Xml-based The Origin Calculated And Origin Storage Research

With the development of science and technology, XML data has become the new criterion of data representation and data exchange on the Web. XML data is semi-structured data. Due to its scalability, platform independence, openness, etc, XML data has been widely used in many fields, such as scientific computation, electronic commerce and data integration.However, the rise of Web technology changes the flowing way of data. Data replication, processing and conversion have become increasingly frequent. During the data flowing, data quality is difficult to control, which makes it become difficult to identify data reliability. Data provenance is to describe the data origin, and all evolution processes over time. Data provenance is important to data management, especially in scientific data and high-quality Web data management. Therefore, tracking and managing XML data provenance is a subject with great research value and application prospects, moreover it is a useful exploration of improving the Web data quality.This work is investigated from three parties, including provenance model, provenance calculation and provenance storage. First, we analyze existing provenance model and the problems.
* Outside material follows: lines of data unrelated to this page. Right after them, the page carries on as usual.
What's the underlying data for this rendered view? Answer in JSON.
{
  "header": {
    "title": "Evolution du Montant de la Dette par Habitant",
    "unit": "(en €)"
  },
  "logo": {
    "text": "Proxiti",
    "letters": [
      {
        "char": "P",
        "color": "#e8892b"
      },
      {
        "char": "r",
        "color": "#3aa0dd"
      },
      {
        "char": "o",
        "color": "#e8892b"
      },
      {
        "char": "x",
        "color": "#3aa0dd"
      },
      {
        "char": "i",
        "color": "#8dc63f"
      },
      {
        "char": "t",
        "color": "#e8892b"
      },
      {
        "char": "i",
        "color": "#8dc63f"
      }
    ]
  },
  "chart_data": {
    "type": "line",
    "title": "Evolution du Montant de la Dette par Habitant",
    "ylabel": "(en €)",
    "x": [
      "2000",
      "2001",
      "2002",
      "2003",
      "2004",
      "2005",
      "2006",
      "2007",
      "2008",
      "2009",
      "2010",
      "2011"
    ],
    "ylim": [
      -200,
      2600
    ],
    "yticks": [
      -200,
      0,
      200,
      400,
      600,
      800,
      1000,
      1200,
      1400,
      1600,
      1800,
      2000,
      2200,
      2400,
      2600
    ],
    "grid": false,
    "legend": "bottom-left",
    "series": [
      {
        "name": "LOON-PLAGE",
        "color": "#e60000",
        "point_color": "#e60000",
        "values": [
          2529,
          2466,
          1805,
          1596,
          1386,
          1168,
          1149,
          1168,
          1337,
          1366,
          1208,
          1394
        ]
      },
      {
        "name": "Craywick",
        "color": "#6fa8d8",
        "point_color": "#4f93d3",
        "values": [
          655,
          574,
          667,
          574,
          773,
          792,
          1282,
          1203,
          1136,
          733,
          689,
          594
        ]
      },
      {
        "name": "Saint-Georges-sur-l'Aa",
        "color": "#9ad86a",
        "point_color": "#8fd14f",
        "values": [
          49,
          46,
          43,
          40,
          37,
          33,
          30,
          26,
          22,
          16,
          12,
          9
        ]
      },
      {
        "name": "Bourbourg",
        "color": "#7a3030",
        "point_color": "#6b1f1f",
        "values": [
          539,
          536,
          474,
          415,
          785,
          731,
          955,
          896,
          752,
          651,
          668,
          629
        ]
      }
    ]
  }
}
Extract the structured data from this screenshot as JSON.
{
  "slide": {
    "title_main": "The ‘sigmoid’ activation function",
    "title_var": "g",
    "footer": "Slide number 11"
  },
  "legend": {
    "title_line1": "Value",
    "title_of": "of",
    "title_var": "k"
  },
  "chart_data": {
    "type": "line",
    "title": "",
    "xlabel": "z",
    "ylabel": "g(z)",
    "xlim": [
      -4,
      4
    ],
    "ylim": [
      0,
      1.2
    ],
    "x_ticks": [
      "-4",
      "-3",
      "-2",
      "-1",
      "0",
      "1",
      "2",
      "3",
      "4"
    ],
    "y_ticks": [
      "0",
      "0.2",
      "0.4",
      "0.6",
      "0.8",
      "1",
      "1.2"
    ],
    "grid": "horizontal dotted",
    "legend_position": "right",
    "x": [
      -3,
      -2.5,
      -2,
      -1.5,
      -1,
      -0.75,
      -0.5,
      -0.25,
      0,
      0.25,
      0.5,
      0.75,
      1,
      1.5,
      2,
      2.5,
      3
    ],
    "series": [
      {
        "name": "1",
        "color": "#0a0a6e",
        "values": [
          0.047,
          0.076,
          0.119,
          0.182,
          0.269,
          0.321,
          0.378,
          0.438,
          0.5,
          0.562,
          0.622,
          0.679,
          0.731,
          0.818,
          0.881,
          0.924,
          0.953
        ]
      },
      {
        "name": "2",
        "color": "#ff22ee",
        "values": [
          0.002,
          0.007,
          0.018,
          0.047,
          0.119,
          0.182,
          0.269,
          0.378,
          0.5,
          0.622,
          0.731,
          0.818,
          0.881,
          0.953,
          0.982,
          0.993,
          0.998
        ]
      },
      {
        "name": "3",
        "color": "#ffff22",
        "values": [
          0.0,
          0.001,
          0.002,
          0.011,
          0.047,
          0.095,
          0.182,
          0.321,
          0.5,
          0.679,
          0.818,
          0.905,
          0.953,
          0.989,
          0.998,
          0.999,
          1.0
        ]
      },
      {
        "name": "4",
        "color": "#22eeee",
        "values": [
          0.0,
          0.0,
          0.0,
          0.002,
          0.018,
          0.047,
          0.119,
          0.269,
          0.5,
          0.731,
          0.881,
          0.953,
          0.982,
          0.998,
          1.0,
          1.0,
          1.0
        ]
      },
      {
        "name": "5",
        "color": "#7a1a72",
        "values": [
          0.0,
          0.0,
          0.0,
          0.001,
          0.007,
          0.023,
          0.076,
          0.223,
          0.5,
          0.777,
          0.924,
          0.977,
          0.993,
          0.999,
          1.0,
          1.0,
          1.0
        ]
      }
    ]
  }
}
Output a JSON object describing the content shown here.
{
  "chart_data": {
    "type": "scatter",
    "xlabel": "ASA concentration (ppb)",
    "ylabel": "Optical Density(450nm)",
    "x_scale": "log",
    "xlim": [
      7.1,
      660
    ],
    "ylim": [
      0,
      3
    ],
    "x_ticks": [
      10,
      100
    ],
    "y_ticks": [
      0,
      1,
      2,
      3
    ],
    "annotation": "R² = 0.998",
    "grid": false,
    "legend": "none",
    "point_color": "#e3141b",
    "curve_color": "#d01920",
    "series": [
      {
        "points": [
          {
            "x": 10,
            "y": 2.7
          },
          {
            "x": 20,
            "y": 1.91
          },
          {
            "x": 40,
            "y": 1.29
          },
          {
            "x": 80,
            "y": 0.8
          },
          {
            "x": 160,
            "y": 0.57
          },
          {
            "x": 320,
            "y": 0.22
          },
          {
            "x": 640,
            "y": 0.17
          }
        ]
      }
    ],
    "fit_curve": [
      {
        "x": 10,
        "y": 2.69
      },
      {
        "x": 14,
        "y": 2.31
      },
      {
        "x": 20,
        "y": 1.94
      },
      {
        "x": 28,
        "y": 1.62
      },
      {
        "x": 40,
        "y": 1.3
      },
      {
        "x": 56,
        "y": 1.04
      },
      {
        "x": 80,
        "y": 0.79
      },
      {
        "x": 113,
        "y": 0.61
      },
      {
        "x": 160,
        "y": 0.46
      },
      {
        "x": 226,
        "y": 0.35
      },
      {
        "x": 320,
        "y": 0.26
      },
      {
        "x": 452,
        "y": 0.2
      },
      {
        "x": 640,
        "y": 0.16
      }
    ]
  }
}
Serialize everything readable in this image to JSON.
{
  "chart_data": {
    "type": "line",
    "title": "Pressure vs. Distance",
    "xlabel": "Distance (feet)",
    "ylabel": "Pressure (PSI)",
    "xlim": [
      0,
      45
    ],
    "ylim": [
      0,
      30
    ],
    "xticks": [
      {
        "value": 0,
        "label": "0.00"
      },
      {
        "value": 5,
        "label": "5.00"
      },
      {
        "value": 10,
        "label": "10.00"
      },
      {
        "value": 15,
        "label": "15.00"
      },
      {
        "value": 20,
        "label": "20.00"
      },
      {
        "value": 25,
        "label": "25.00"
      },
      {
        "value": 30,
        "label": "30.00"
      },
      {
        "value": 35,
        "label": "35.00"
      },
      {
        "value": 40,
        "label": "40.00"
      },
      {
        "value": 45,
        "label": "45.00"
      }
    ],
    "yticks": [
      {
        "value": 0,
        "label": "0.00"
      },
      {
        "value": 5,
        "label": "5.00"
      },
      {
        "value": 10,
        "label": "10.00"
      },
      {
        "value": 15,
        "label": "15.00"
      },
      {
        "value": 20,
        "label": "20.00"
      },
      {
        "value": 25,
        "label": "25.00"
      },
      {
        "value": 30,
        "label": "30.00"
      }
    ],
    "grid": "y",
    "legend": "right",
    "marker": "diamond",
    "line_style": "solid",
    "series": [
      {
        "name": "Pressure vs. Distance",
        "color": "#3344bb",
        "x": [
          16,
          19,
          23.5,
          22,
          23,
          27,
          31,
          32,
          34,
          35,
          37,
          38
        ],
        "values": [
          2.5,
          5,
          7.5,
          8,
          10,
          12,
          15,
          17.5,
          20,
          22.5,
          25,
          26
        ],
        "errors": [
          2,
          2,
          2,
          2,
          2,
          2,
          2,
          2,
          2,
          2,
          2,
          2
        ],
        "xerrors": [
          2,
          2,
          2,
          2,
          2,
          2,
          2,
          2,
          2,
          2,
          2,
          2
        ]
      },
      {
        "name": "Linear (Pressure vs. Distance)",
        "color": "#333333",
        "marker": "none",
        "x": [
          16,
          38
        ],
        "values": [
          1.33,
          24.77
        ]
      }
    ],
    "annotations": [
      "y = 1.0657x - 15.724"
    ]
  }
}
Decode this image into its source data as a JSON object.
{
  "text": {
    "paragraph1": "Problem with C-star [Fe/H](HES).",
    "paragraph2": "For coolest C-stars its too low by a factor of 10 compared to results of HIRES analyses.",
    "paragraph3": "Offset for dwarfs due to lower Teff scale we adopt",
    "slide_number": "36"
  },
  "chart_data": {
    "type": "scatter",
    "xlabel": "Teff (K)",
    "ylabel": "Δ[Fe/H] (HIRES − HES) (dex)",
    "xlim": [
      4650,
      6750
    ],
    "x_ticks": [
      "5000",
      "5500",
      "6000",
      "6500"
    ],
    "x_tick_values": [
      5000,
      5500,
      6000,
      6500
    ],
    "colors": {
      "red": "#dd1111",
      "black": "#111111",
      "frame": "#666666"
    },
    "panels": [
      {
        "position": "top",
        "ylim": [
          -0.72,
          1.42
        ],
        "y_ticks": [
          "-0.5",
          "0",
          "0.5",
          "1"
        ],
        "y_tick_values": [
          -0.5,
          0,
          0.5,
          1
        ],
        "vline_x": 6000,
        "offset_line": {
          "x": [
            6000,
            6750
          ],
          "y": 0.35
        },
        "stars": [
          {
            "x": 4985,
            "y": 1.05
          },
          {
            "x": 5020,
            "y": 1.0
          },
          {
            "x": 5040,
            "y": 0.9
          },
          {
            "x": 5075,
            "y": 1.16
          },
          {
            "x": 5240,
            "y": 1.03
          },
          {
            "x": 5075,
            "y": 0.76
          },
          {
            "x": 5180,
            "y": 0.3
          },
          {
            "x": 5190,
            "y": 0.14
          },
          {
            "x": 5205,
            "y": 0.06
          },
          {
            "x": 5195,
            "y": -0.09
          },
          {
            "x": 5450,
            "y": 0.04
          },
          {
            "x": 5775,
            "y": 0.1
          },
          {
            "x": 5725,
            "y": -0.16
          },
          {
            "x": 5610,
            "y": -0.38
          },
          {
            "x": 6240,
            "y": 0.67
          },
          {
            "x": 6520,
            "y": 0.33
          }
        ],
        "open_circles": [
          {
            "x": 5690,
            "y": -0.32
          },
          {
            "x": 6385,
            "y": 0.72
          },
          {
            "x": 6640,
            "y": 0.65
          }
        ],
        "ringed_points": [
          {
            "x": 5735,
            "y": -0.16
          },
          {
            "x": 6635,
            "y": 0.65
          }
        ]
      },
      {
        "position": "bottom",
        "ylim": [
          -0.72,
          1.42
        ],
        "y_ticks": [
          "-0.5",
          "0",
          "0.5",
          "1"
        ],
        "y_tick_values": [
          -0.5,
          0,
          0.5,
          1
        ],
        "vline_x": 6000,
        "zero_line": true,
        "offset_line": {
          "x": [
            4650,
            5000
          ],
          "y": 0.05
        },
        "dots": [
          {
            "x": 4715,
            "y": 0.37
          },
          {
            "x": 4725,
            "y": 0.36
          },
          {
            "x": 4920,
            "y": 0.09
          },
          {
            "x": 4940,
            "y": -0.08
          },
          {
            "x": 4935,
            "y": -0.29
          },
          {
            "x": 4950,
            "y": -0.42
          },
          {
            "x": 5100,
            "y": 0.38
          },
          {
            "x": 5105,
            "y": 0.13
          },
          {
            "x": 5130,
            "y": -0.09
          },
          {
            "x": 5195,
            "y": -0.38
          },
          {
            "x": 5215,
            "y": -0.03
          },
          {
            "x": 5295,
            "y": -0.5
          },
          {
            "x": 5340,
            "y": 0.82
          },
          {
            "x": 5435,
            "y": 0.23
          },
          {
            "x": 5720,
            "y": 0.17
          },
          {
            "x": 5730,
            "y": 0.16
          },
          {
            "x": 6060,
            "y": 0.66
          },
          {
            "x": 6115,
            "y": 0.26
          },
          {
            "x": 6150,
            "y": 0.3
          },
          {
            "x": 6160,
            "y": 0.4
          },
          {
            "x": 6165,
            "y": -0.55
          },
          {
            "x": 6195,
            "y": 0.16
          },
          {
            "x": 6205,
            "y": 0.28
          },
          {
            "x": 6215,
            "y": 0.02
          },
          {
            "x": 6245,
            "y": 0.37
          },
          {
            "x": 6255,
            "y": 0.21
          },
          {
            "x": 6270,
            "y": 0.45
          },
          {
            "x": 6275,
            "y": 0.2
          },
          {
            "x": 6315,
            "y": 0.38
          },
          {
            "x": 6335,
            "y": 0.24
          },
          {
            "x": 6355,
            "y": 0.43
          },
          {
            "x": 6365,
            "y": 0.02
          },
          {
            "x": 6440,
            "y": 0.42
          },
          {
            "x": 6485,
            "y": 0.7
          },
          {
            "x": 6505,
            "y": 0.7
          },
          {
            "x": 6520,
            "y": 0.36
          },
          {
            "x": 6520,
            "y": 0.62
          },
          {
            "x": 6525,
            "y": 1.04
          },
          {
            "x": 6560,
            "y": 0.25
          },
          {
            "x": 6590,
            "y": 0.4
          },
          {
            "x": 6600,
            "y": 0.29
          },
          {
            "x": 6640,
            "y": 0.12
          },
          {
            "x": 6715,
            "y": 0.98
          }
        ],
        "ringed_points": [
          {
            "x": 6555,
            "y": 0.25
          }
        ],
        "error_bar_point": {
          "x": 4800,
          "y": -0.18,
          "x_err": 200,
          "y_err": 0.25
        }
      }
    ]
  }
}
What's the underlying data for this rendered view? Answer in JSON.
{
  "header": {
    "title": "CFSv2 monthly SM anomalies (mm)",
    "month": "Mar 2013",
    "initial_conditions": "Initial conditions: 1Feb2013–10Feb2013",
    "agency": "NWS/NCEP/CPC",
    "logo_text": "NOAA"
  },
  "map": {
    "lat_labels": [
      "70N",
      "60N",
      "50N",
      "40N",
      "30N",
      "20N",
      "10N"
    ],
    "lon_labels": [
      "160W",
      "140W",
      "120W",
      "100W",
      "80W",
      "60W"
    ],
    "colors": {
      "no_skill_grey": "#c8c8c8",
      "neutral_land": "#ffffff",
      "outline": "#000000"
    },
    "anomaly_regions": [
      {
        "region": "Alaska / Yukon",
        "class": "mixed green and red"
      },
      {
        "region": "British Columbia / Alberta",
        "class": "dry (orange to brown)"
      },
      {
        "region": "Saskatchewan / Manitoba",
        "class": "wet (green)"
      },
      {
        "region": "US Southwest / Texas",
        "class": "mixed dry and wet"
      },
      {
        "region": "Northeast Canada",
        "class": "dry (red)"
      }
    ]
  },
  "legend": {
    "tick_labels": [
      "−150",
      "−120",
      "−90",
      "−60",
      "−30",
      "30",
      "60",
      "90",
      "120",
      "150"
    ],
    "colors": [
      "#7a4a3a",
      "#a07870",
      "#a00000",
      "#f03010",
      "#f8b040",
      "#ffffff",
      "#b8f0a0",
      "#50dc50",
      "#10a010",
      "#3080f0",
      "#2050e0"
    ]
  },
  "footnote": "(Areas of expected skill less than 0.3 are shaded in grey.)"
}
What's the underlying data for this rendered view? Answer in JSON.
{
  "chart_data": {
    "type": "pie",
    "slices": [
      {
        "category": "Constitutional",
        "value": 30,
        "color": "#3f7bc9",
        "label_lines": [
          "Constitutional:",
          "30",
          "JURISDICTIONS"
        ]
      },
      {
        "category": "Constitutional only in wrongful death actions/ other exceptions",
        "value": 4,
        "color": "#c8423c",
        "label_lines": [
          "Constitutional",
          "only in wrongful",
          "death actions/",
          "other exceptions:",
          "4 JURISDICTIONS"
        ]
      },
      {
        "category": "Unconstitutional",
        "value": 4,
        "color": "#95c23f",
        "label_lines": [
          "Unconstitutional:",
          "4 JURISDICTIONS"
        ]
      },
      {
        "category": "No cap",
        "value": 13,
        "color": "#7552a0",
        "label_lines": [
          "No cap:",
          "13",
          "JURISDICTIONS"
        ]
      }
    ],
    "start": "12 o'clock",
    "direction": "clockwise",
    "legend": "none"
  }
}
Aiming at the characteristics of XML tree structure, a novel annotation structure is introduced, and the more general provenance model is proposed. Secondly, base on provenance model, a set of generalized provenance calculus rule and related concepts are defined, and the related properties of provenance calculus are presented. These properties and calculus rules can realize the provenance expression for the query results, especially for Where-and How-provenance models. Finally, the efficient provenance storage issue is investigated, using the characteristics of provenance information, this work proposes the provenance storage reductions. And experiments show that the proposed storage technologies in this paper have a better scalability compared with existing storage technologies.